Keep the default, Euclidean distance, selected for Dissimilarity.  (See below for explanations for Jaccard’s coefficients and Matching coefficients.)

Select Group average linkage as the Clustering Method. 

Leave Draw dendrogram, Maximum Number of Leaves.  Set Number of Clusters to 4.    

Hierarchical Clustering, Parameters tab - Distance Matrix Example

Then click Finish.

Output worksheets are inserted to the right of the Distances tab:  HC_Output, HC_Clusters, and HC_Dendrogram.  The contents of HC_Output and HC_Dendrogram are described below.  See above for a description of the contents of HC_Clusters.    

HC_Output Worksheet

As in the example above, the top of the HC_Output worksheet is the Inputs portion, which displays the choices selected on both tabs of the Hierarchical Clustering dialog. 

Scroll down to the Clustering Stages table.  As discussed above, this table  details the history of the cluster formation.

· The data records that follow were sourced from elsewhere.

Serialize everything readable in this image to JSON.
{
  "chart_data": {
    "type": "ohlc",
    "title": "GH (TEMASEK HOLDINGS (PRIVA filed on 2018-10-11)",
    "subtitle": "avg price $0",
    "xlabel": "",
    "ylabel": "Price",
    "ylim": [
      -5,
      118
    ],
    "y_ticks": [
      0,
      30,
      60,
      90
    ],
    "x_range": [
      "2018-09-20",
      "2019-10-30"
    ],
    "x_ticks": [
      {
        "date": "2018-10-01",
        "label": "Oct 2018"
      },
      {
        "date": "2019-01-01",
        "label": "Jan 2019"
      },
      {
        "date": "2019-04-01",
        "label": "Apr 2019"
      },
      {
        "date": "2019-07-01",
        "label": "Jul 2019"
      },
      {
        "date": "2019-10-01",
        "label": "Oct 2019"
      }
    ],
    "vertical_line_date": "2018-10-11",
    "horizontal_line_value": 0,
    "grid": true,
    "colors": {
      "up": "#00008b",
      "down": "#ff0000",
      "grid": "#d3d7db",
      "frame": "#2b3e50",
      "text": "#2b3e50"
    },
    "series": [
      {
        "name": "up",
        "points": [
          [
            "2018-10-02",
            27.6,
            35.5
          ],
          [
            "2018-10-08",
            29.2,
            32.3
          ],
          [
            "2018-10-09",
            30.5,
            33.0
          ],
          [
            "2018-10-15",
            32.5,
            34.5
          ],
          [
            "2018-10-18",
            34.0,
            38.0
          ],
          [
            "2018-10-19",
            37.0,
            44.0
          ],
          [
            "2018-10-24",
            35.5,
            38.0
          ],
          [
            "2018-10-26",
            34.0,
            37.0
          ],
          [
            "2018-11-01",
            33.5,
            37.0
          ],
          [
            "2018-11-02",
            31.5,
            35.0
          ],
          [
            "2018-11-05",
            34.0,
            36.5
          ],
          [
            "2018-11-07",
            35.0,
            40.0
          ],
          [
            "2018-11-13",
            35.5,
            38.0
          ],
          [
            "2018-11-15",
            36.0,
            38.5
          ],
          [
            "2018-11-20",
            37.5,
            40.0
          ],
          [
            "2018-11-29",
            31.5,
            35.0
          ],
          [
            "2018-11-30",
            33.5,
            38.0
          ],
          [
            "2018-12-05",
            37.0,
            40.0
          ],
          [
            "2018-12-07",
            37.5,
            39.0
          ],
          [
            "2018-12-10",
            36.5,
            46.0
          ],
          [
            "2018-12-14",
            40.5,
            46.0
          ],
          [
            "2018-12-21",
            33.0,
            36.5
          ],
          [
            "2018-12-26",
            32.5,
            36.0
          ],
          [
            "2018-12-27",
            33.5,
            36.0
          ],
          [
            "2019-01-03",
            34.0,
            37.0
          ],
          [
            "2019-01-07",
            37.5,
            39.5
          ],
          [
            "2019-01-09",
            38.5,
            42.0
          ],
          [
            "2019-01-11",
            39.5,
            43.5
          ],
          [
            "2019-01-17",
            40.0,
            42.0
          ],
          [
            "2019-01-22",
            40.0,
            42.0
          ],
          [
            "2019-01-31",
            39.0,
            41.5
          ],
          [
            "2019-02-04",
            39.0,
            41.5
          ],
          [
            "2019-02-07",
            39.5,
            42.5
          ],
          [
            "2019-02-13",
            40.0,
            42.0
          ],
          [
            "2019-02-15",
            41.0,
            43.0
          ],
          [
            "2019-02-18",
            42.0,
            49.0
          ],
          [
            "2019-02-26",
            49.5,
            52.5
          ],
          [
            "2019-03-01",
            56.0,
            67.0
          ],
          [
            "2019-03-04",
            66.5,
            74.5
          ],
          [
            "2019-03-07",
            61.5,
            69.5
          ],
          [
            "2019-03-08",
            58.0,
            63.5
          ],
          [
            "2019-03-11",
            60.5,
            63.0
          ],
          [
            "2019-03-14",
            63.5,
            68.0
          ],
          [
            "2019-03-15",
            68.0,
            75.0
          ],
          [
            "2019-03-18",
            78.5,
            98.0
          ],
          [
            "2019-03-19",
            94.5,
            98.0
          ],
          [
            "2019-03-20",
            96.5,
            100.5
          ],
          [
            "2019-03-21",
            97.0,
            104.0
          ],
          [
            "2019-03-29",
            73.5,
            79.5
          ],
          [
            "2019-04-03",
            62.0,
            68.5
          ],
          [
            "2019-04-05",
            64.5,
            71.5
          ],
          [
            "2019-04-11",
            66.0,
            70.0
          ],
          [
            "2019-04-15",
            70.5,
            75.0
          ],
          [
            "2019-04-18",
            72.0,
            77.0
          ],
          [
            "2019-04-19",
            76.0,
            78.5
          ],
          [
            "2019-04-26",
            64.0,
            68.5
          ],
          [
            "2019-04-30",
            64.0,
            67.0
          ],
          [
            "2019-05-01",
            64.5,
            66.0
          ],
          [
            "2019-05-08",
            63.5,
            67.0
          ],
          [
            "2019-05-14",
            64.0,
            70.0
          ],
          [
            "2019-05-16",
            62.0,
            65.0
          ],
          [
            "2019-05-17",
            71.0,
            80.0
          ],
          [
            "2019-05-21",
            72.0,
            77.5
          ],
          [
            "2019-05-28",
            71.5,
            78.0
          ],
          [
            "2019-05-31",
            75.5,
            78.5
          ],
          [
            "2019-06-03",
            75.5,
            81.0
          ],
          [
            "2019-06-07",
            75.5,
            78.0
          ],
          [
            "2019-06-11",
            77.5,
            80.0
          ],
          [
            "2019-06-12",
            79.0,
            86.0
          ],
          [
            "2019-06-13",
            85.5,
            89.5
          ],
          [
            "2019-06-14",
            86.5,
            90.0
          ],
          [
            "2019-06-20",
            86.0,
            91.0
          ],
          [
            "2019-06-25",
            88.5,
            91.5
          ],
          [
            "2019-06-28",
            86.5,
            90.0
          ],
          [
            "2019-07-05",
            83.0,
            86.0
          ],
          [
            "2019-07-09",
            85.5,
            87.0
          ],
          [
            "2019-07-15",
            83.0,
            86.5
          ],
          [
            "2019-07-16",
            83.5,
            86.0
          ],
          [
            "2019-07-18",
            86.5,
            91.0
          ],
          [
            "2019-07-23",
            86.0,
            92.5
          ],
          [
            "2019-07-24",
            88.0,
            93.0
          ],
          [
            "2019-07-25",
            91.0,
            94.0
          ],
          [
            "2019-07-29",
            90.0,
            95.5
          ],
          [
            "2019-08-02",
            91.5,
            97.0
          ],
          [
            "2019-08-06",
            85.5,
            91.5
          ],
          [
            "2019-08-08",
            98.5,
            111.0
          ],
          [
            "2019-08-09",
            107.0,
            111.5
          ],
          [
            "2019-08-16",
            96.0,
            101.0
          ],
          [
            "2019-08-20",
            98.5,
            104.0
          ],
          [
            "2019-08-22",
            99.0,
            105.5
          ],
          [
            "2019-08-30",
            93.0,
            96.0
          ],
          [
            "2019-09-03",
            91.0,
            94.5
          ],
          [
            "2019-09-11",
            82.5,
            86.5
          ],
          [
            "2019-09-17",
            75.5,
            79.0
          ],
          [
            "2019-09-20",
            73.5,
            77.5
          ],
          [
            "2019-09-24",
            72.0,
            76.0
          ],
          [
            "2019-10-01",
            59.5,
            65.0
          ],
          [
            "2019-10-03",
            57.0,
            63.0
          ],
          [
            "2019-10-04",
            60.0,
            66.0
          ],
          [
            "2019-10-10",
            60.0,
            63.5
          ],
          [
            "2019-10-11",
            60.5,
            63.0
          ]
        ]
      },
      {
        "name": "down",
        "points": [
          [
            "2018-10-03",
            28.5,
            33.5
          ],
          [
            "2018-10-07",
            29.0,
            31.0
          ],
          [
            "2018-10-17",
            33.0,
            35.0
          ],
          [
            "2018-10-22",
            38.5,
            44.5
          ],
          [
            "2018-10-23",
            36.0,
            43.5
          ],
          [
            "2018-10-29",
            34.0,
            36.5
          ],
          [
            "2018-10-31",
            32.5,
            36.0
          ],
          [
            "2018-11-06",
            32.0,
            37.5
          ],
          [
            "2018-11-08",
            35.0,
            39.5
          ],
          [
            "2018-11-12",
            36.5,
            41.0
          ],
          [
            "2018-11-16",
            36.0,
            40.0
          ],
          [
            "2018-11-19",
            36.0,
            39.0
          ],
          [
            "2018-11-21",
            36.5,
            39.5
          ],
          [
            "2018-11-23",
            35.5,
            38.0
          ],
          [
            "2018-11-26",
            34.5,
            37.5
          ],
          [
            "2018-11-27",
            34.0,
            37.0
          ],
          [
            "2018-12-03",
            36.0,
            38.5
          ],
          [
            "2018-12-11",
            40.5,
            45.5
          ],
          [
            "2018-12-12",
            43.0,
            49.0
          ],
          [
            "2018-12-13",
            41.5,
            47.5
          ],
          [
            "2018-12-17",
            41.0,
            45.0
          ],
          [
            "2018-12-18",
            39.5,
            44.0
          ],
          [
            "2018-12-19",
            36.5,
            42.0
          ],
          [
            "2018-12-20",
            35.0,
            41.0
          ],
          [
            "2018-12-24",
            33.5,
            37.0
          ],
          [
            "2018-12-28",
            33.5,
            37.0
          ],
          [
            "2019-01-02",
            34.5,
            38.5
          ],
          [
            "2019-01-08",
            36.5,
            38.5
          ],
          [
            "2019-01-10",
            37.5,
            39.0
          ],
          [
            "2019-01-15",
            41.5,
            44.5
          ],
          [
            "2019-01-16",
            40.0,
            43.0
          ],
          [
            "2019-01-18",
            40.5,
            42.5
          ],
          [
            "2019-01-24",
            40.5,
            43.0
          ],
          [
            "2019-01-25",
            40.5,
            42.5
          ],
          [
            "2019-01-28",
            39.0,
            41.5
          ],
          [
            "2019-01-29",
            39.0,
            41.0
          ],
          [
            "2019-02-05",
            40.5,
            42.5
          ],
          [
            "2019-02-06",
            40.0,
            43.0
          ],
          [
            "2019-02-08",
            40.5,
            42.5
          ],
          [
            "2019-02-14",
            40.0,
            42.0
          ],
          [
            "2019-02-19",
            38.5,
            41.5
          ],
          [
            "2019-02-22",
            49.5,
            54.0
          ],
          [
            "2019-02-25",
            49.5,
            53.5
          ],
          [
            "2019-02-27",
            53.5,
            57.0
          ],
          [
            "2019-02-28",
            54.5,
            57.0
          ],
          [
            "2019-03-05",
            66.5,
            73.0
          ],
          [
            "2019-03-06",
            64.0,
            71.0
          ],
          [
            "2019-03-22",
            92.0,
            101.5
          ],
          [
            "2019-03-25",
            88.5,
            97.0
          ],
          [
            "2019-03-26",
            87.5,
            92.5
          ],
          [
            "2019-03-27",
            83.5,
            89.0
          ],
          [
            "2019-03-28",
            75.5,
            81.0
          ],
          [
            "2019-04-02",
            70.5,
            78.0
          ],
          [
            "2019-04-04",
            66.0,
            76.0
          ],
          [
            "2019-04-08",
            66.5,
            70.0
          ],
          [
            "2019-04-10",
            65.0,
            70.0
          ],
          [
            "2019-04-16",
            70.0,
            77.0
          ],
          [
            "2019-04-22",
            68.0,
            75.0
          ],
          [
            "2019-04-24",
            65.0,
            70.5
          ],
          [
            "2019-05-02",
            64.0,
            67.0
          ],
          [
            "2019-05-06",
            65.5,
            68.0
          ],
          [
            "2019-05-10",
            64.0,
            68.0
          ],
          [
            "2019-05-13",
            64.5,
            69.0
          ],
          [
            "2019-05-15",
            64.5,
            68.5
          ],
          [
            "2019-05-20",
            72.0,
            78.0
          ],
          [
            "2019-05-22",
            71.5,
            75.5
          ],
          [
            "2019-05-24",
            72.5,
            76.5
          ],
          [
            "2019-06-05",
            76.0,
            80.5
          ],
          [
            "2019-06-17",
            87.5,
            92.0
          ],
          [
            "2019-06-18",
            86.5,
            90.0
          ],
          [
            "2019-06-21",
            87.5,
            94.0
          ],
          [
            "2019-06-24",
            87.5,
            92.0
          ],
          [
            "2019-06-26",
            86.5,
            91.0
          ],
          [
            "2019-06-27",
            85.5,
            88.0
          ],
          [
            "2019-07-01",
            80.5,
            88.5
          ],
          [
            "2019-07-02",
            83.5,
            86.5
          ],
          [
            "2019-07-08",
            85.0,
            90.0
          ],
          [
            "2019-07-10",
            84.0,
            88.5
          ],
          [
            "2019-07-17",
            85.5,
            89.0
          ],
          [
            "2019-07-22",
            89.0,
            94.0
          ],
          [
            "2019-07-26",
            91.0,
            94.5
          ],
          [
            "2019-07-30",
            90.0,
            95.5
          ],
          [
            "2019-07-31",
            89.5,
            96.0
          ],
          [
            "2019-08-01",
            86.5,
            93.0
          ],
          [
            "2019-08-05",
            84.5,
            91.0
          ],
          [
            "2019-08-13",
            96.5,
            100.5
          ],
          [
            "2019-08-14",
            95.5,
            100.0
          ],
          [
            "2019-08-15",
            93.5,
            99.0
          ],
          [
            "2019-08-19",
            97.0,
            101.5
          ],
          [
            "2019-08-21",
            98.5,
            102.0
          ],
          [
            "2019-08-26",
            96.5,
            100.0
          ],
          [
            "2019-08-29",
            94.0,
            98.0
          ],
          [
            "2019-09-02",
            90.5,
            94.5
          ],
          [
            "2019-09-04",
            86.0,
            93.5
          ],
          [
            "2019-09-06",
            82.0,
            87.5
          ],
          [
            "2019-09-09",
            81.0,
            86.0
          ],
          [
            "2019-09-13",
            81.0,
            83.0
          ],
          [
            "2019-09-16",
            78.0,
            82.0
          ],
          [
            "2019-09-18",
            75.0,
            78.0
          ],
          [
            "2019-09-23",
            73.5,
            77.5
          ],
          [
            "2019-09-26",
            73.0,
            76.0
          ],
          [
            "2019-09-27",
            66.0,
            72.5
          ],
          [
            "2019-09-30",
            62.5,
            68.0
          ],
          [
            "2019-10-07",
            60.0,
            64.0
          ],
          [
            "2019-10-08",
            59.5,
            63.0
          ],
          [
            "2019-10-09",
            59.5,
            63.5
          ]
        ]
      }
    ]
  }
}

At the beginning, each individual case was considered its own cluster, # clusters = # cases.  At stage 1, below, clusters (i.e. cases) 4 and 10 were found to be closer together than any other two clusters (i.e. cases), so 4 absorbed 10. At stage 2, clusters 4 and 15 are found to be closer together than any other two clusters, so 4 absorbed 15.  At this point there is one cluster with three cases (cases 4, 10 and 15), and 20 additional clusters that still have just one case in each.  This process continues until there is just one cluster at stage 21.

Hierarchical Clustering Output, Clustering Stages for Distance Matrix

The Dendrogram output (included on HC_Dendrogram) is shown below.

Note:  To view charts in the Cloud app, click the Charts icon on the Ribbon, select HC_Dendrogram for Worksheet and Dendrogram for Hierarchical Clustering for Chart.

One of the reasons why Hierarchical Clustering is so attractive to statisticians is because it’s easy to understand and the clustering process can be easily illustrated with a dendrogram.  However, there are a few limitations. 

  • Hierarchical clustering requires computing and storing an n x n distance matrix.  If using a large dataset, this requirement can be very slow and require large amounts of memory.
  • Clusters created through Hierarchical clustering are not very stable.  If records are eliminated, the results can be very different.
  • Outliers in the data can impact the results negatively.